See also: https://shattered.io/
While it's probably not a practical attack for a while, I do however think it's inevitable that a bunch of students in COMP100 are gonna upload the test PDF's from shattered.io into moodle just to see what happens. Already in the wild some svn and git repo's have been busted by this and I think in the future we'll see more of it. At the very least we should be able to swap out the sha1 hash with the 'hardened sha1' which is essentially backward compatible.
So I'd like to see:
- refactor all uses of sha1 into a single static function somewhere
- add a way to override this at the config level - note this should be tangential to overriding the filesystem. You shouldn't need to extend anything in order to set a different hash
- perhaps rethink some of the api's so that clients of the filesystem api can use convenience methods instead of dealing with hashing functions inside another method.

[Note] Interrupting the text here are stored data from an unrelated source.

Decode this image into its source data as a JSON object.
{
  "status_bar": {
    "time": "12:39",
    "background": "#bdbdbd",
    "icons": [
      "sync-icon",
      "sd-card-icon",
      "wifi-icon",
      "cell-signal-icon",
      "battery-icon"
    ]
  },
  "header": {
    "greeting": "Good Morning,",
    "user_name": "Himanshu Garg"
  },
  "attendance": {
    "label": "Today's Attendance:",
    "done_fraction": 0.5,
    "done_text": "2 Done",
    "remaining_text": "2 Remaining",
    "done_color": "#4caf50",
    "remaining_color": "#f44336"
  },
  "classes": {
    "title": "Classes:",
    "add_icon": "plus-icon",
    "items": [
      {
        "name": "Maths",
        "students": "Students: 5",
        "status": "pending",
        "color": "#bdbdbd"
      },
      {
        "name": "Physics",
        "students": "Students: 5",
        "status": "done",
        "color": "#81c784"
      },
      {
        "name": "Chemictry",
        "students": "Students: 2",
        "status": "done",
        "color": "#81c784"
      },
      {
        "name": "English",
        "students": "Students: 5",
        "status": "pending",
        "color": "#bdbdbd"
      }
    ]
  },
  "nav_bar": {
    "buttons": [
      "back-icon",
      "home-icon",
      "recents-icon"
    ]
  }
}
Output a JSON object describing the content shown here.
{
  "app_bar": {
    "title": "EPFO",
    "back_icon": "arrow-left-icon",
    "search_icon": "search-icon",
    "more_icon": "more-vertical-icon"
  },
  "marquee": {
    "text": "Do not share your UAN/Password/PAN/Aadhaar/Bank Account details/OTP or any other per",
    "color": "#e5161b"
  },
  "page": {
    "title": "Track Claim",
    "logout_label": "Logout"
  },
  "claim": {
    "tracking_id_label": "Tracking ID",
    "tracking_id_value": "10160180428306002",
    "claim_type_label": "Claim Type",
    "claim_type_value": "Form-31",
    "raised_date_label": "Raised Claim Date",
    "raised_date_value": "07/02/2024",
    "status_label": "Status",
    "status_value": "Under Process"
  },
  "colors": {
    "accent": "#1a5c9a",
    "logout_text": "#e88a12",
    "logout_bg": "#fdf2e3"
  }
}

ie instead of replacing this:
$fs->get_file_by_hash(sha1_file($fullpath))
|
$fs->get_file_by_hash(sha1($string))
|
with this:
$fs->get_file_by_hash(moodle_hash_file($fullpath))
|
$fs->get_file_by_hash(moodle_hash($string))
|
something like this so you aren't forced to deal with the hash:
$fs->get_file_by_path($fullpath)
|
$fs->get_file_by_string($string)
|
Bonus points:
- store somewhere in the filesystem which hash method to use
- implement hardened sha1 as the new hash method for existing / upgraded moodles
- implement sha256 for new moodles
I'm not sure about how to tackle filedir migrations between hashes, maybe that can be tackled later.